Illinois Republicans fight back against Dems' 'unfair' voting map

At a hearing Tuesday on new political district boundaries, Republicans posed hundreds of hard questions about how exactly Illinois’ super-majority Democrats drew them. The Democratic co-chairs usually declined to answer.

When Rep. Lisa Hernandez (D) Cicero, said for the umpteenth time, "I’ll have to get back to you," a Republican lawmaker exploded.

"That's the same answer that we've heard for weeks. Again and again! And guess what, we never get the answer."


After meeting for months behind sealed doors, Democrats now hope to lock in their Springfield super-majorities for another ten years. They are declining to answer questions because they fear anything they say publicly will be used against them when Republicans inevitably challenge the new district boundaries in court.
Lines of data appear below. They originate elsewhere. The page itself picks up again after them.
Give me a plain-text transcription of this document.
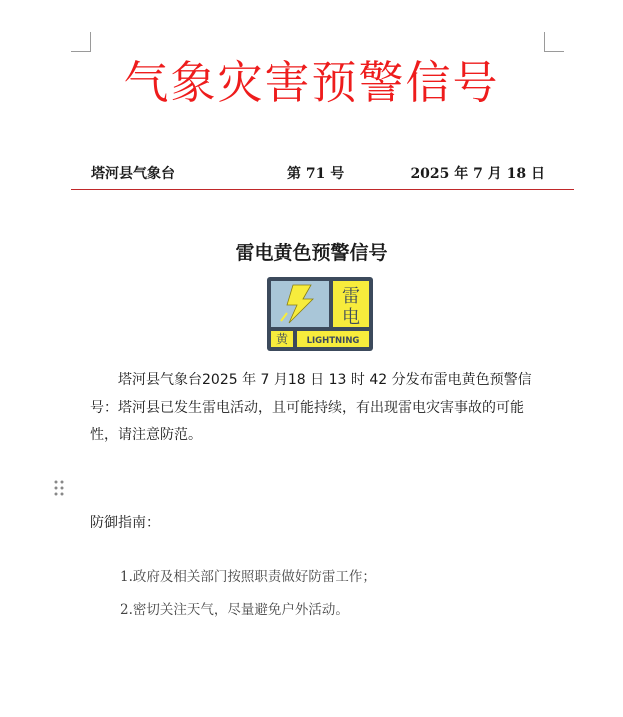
气象灾害预警信号
塔河县气象台	第 71 号	2025 年 7 月 18 日
雷电黄色预警信号
雷
电
黄 LIGHTNING

塔河县气象台2025 年 7 月18 日 13 时 42 分发布雷电黄色预警信号：塔河县已发生雷电活动，且可能持续，有出现雷电灾害事故的可能性，请注意防范。

防御指南：
1.政府及相关部门按照职责做好防雷工作；
2.密切关注天气，尽量避免户外活动。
In previous years, some judges overturned new district maps based on issues related to minority representation. On that count, the Democrats' remap expert called Illinois a model for the nation, not least because Illinois is one of the few places in the country where large groups of white voters regularly support minority candidates.

"A little under a third of the members of the state House and the state Senate are African-American, Asian-American or Hispanic," said Prof. Allan Lichtman of American University. "That’s right in line with the citizen minority voting age population in the state."

With Democrats in the General Assembly poised to pass partisan district boundaries for themselves, members of Congress and justices of the state Supreme Court, Republicans’ last hope is that Gov. JB Pritzker honors his campaign promise to sign only a "fair map."

"If this thing passes, Gov. Pritzker has to veto this unfair map," declared Rep. Blaine Wilhour (R) Beecher City.

Democrats are now rushing to approve a redistricting plan because of a deadline imposed by the Illinois Constitution. Unless the job is done by the end of next month, random chance will decide which party gets to finish the process. That means Republicans would have a 50-50 chance.